Even if the Court were to credit GM’s arguments and assume their truth, the use of templates or forms which have been previously prepared or used by CLE in similar litigation would suggest to the Court that the time expended by CLE in this action was efficient, as opposed to circumstances under which CLE created entirely new documents or forms for each new case. Further, the Court would expect counsel to expend time to review and modify any previously prepared forms or templates to conform each document to the specific facts and theories alleged in each different case. For these reasons, the Court does not find that the entries identified by GM necessarily reflect that CLE expended excessive or unreasonable time to prepare documents, or that the fees incurred for these entries warrant the significant and, in some cases, wholesale reductions proposed by GM.
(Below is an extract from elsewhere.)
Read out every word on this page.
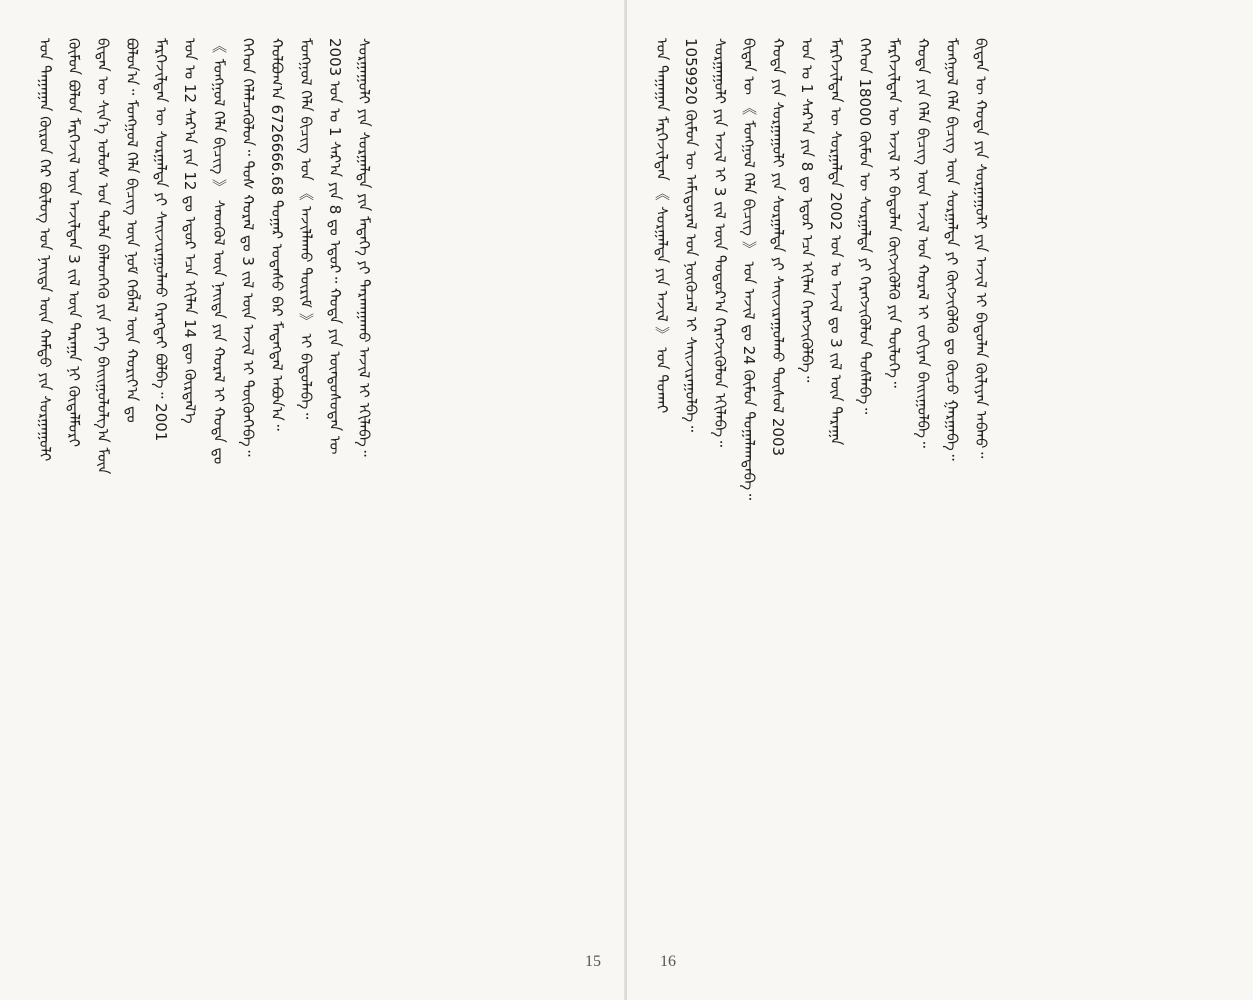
ᠤᠨ ᠳᠠᠭᠠᠭᠠᠨ ᠬᠦᠷᠦᠨ ᠭᠡᠷ ᠪᠦᠯᠦᠭ ᠤᠨ ᠨᠡᠢᠳᠡ ᠦᠨ ᠬᠠᠮᠲᠤ ᠶᠢᠨ ᠰᠤᠷᠭᠠᠭᠤᠯᠢ ᠬᠦᠮᠦᠨ ᠪᠤᠯᠤᠨ ᠮᠡᠷᠭᠡᠵᠢᠯ ᠦᠨ ᠠᠵᠢᠯᠲᠠᠨ 3 ᠵᠢᠯ ᠦᠨ ᠳᠠᠷᠠᠭᠠ ᠨᠢ ᠬᠦᠳᠡᠯᠮᠦᠷᠢ ᠪᠢᠳᠡᠨ ᠦ ᠰᠢᠨ᠎ᠡ ᠤᠯᠤᠰ ᠤᠨ ᠲᠤᠯᠠ ᠪᠡᠯᠡᠳᠬᠡᠬᠦ ᠶᠢᠨ ᠶᠡᠬᠡ ᠪᠠᠢᠢᠭᠤᠯᠤᠯᠭ᠎ᠠ ᠮᠦᠨ ᠪᠣᠯᠤᠨ᠎ᠠ᠃ ᠮᠣᠩᠭᠣᠯ ᠬᠡᠯᠡ ᠪᠢᠴᠢᠭ ᠦᠨ ᠨᠣᠮ ᠬᠡᠪᠯᠡᠯ ᠦᠨ ᠬᠣᠷᠢᠶ᠎ᠠ ᠳᠤ ᠮᠡᠷᠭᠡᠵᠢᠯᠲᠡᠨ ᠦ ᠰᠤᠷᠭᠠᠯᠲᠠ ᠶᠢ ᠰᠠᠢᠵᠢᠷᠠᠭᠤᠯᠬᠤ ᠬᠡᠷᠡᠭᠲᠡᠢ ᠪᠣᠯᠪᠠ᠃ 2001 ᠣᠨ ᠤ 12 ᠰᠠᠷ᠎ᠠ ᠶᠢᠨ 12 ᠳᠤ ᠡᠳᠦᠷ ᠡᠴᠡ ᠡᠬᠢᠯᠡᠨ 14 ᠳᠦ ᠬᠦᠷᠲᠡᠯ᠎ᠡ 《 ᠮᠣᠩᠭᠣᠯ ᠬᠡᠯᠡ ᠪᠢᠴᠢᠭ 》 ᠰᠡᠳᠬᠦᠯ ᠦᠨ ᠨᠡᠢᠳᠡ ᠶᠢᠨ ᠬᠤᠷᠠᠯ ᠢ ᠬᠣᠲᠠ ᠳᠤ ᠬᠡᠭᠡᠳ ᠬᠡᠯᠡᠯᠴᠡᠭᠦᠯᠦᠨ᠃ ᠲᠤᠰ ᠬᠤᠷᠠᠯ ᠳᠤ 3 ᠵᠢᠯ ᠦᠨ ᠠᠵᠢᠯ ᠢ ᠳᠦᠭᠦᠨᠬᠡᠪᠡ᠃ ᠬᠣᠯᠪᠣᠭ᠎ᠠ 6726666.68 ᠳᠤᠭᠠᠷ ᠤᠲᠠᠰᠤ ᠪᠠᠷ ᠮᠡᠳᠡᠭᠳᠡᠯ ᠠᠪᠤᠨ᠎ᠠ᠃ ᠮᠣᠩᠭᠣᠯ ᠬᠡᠯᠡ ᠪᠢᠴᠢᠭ ᠤᠨ 《 ᠠᠵᠢᠯᠯᠠᠬᠤ ᠳᠦᠷᠢᠮ 》 ᠢ ᠪᠠᠲᠤᠯᠠᠪᠠ᠃ 2003 ᠣᠨ ᠤ 1 ᠰᠠᠷ᠎ᠠ ᠶᠢᠨ 8 ᠳᠤ ᠡᠳᠦᠷ᠃ ᠬᠣᠲᠠ ᠶᠢᠨ ᠦᠨᠳᠦᠰᠦᠲᠡᠨ ᠦ ᠰᠤᠷᠭᠠᠭᠤᠯᠢ ᠶᠢᠨ ᠰᠤᠷᠭᠠᠯᠲᠠ ᠶᠢᠨ ᠮᠡᠳᠡᠭᠡ ᠶᠢ ᠲᠠᠷᠬᠠᠭᠠᠬᠤ ᠠᠵᠢᠯ ᠢ ᠡᠬᠢᠯᠡᠪᠡ᠃
15	16
ᠤᠨ ᠳᠠᠭᠠᠭᠠᠨ ᠮᠡᠷᠭᠡᠵᠢᠯᠲᠡᠨ 《 ᠰᠤᠷᠭᠠᠯᠲᠠ ᠶᠢᠨ ᠠᠵᠢᠯ 》 ᠤᠨ ᠲᠤᠬᠠᠢ 1059920 ᠬᠦᠮᠦᠨ ᠦ ᠠᠮᠢᠳᠤᠷᠠᠯ ᠤᠨ ᠨᠦᠬᠦᠴᠡᠯ ᠢ ᠰᠠᠢᠵᠢᠷᠠᠭᠤᠯᠪᠠ᠃ ᠰᠤᠷᠭᠠᠭᠤᠯᠢ ᠶᠢᠨ ᠠᠵᠢᠯ ᠢ 3 ᠵᠢᠯ ᠦᠨ ᠳᠤᠲᠤᠷ᠎ᠠ ᠬᠡᠷᠡᠭᠵᠢᠭᠦᠯᠦᠨ ᠡᠬᠢᠯᠡᠪᠡ᠃ ᠪᠢᠳᠡᠨ ᠦ 《 ᠮᠣᠩᠭᠣᠯ ᠬᠡᠯᠡ ᠪᠢᠴᠢᠭ 》 ᠤᠨ ᠠᠵᠢᠯ ᠳᠤ 24 ᠬᠦᠮᠦᠨ ᠲᠣᠭᠠᠯᠠᠭᠳᠠᠪᠠ᠃ ᠬᠣᠲᠠ ᠶᠢᠨ ᠰᠤᠷᠭᠠᠭᠤᠯᠢ ᠶᠢᠨ ᠰᠤᠷᠭᠠᠯᠲᠠ ᠶᠢ ᠰᠠᠢᠵᠢᠷᠠᠭᠤᠯᠬᠤ ᠲᠥᠰᠥᠯ 2003 ᠣᠨ ᠤ 1 ᠰᠠᠷ᠎ᠠ ᠶᠢᠨ 8 ᠳᠤ ᠡᠳᠦᠷ ᠡᠴᠡ ᠡᠬᠢᠯᠡᠨ ᠬᠡᠷᠡᠭᠵᠢᠭᠦᠯᠪᠡ᠃ ᠮᠡᠷᠭᠡᠵᠢᠯᠲᠡᠨ ᠦ ᠰᠤᠷᠭᠠᠯᠲᠠ 2002 ᠣᠨ ᠤ ᠠᠵᠢᠯ ᠳᠤ 3 ᠵᠢᠯ ᠦᠨ ᠳᠠᠷᠠᠭᠠ ᠬᠡᠭᠡᠳ 18000 ᠬᠦᠮᠦᠨ ᠦ ᠰᠤᠷᠭᠠᠯᠲᠠ ᠶᠢ ᠬᠡᠷᠡᠭᠵᠢᠭᠦᠯᠦᠨ ᠲᠤᠰᠯᠠᠪᠠ᠃ ᠮᠡᠷᠭᠡᠵᠢᠯᠲᠡᠨ ᠦ ᠠᠵᠢᠯ ᠢ ᠪᠠᠲᠤᠯᠠᠨ ᠬᠥᠭᠵᠢᠭᠦᠯᠬᠦ ᠶᠢᠨ ᠲᠥᠯᠦᠭᠡ᠃ ᠬᠣᠲᠠ ᠶᠢᠨ ᠬᠡᠯᠡ ᠪᠢᠴᠢᠭ ᠦᠨ ᠠᠵᠢᠯ ᠤᠨ ᠬᠤᠷᠠᠯ ᠢ ᠵᠣᠬᠢᠶᠠᠨ ᠪᠠᠢᠢᠭᠤᠯᠪᠠ᠃ ᠮᠣᠩᠭᠣᠯ ᠬᠡᠯᠡ ᠪᠢᠴᠢᠭ ᠦᠨ ᠰᠤᠷᠭᠠᠯᠲᠠ ᠶᠢ ᠬᠥᠭᠵᠢᠭᠦᠯᠬᠦ ᠳᠤ ᠬᠦᠴᠦ ᠭᠠᠷᠭᠠᠪᠠ᠃ ᠪᠢᠳᠡᠨ ᠦ ᠬᠣᠲᠠ ᠶᠢᠨ ᠰᠤᠷᠭᠠᠭᠤᠯᠢ ᠶᠢᠨ ᠠᠵᠢᠯ ᠢ ᠪᠠᠲᠤᠯᠠᠨ ᠬᠦᠯᠢᠶᠡᠨ ᠠᠪᠬᠤ᠃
The Court is also not persuaded by the remaining arguments offered by GM with respect to the manner in which CLE staffed this case, whether tasks could or should have been completed by clerical staff rather than paralegals, whether any delay by CLE increased the time expended in this litigation, whether any “block billed” time is improper, and whether time expended on various tasks is accurate. To the extent there exists block billing in the records submitted by plaintiff, these entries are sufficiently itemized and not so vague so as to prevent the Court from determining whether the described tasks are compensable or whether the hours expended were unreasonable or excessive. (Heritage Pacific Financial, LLC v. Monroy (2013) 215 Cal.App.4th 972, 1010; Mountjoy v. Bank of America, N.A. (2016) 245 Cal.App.4th 266, 279.) There is also no information to show that other staff apart from paralegals could have completed tasks in a more efficient manner, or that the time spent by paralegals was not reasonable. (See Sundance v. Municipal Court (1987) 192 Cal.App.3d 268, 274-275 [general discussion of compensable paralegal time].)
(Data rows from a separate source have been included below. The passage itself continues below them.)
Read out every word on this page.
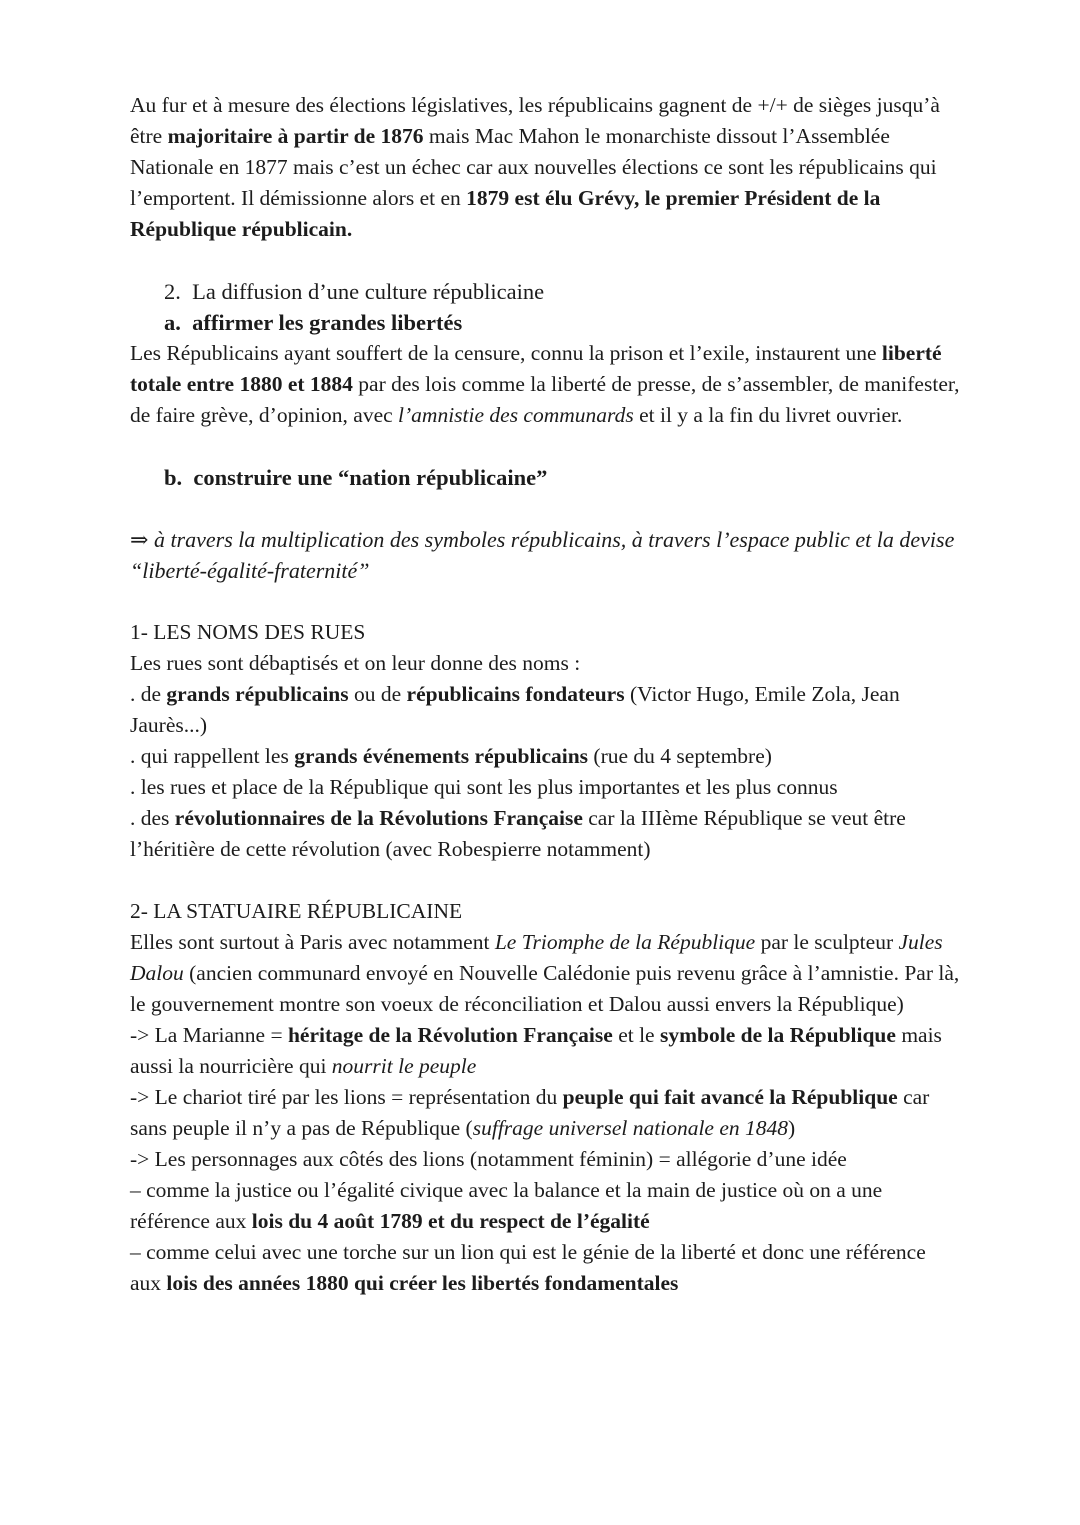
Au fur et à mesure des élections législatives, les républicains gagnent de +/+ de sièges jusqu’à être majoritaire à partir de 1876 mais Mac Mahon le monarchiste dissout l’Assemblée Nationale en 1877 mais c’est un échec car aux nouvelles élections ce sont les républicains qui l’emportent. Il démissionne alors et en 1879 est élu Grévy, le premier Président de la République républicain.

2. La diffusion d’une culture républicaine

a. affirmer les grandes libertés

Les Républicains ayant souffert de la censure, connu la prison et l’exile, instaurent une liberté totale entre 1880 et 1884 par des lois comme la liberté de presse, de s’assembler, de manifester, de faire grève, d’opinion, avec l’amnistie des communards et il y a la fin du livret ouvrier.

b. construire une “nation républicaine”

⇒ à travers la multiplication des symboles républicains, à travers l’espace public et la devise “liberté-égalité-fraternité”

1- LES NOMS DES RUES

Les rues sont débaptisés et on leur donne des noms :

. de grands républicains ou de républicains fondateurs (Victor Hugo, Emile Zola, Jean Jaurès...)

. qui rappellent les grands événements républicains (rue du 4 septembre)

. les rues et place de la République qui sont les plus importantes et les plus connus

. des révolutionnaires de la Révolutions Française car la IIIème République se veut être l’héritière de cette révolution (avec Robespierre notamment)

2- LA STATUAIRE RÉPUBLICAINE

Elles sont surtout à Paris avec notamment Le Triomphe de la République par le sculpteur Jules Dalou (ancien communard envoyé en Nouvelle Calédonie puis revenu grâce à l’amnistie. Par là, le gouvernement montre son voeux de réconciliation et Dalou aussi envers la République)

-> La Marianne = héritage de la Révolution Française et le symbole de la République mais aussi la nourricière qui nourrit le peuple

-> Le chariot tiré par les lions = représentation du peuple qui fait avancé la République car sans peuple il n’y a pas de République (suffrage universel nationale en 1848)

-> Les personnages aux côtés des lions (notamment féminin) = allégorie d’une idée

– comme la justice ou l’égalité civique avec la balance et la main de justice où on a une référence aux lois du 4 août 1789 et du respect de l’égalité

– comme celui avec une torche sur un lion qui est le génie de la liberté et donc une référence aux lois des années 1880 qui créer les libertés fondamentales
The same analysis applies with respect to plaintiff’s request for additional fees for time to review, analyze, and draft a reply to the opposition of GM to the motion and to appear at the hearing. The declaration of attorney Jasmine Song (Song) submitted in reply shows that Song expended 6.3 hours to analyze the opposition of GM to the motion and to draft the reply. (Song Decl., ¶ 7.) The Court finds that 6.3 hours for these tasks at Song’s hourly rate of $415 is reasonable.
For all reasons further discussed above, the Court finds that an award of attorney’s fees in the total amount of $55,427 is reasonable based on the hours spent by plaintiff’s counsel on this matter, counsel’s hourly rates, the nature of this litigation, plaintiff’s success, and counsel’s experience in the type of work demanded. (See In re Tobacco Cases I, supra, 216 Cal.App.4th at pp. 581-582, 587.) Therefore, the Court will grant the motion, in part, and award to plaintiff attorney’s fees in the amount of $55,427.
Plaintiff’s claim for costs:
In the motion, plaintiff also requests an award of costs in the amount of $1,598.59. As further detailed above, the Court’s records reflect that plaintiff filed a memorandum of costs on July 16, 2024. Although GM references a motion to strike costs in its opposition to the motion (see opp. at p. 4, fn. 1), there is no such motion on file with the Court or appearing in the Court’s docket for this action. The Court also has no record of the filing of a notice of entry of dismissal by any party to this action. Therefore, the Court will address any claim for costs made by plaintiff pursuant to the procedures set forth in California Rules of Court, rule 3.1700.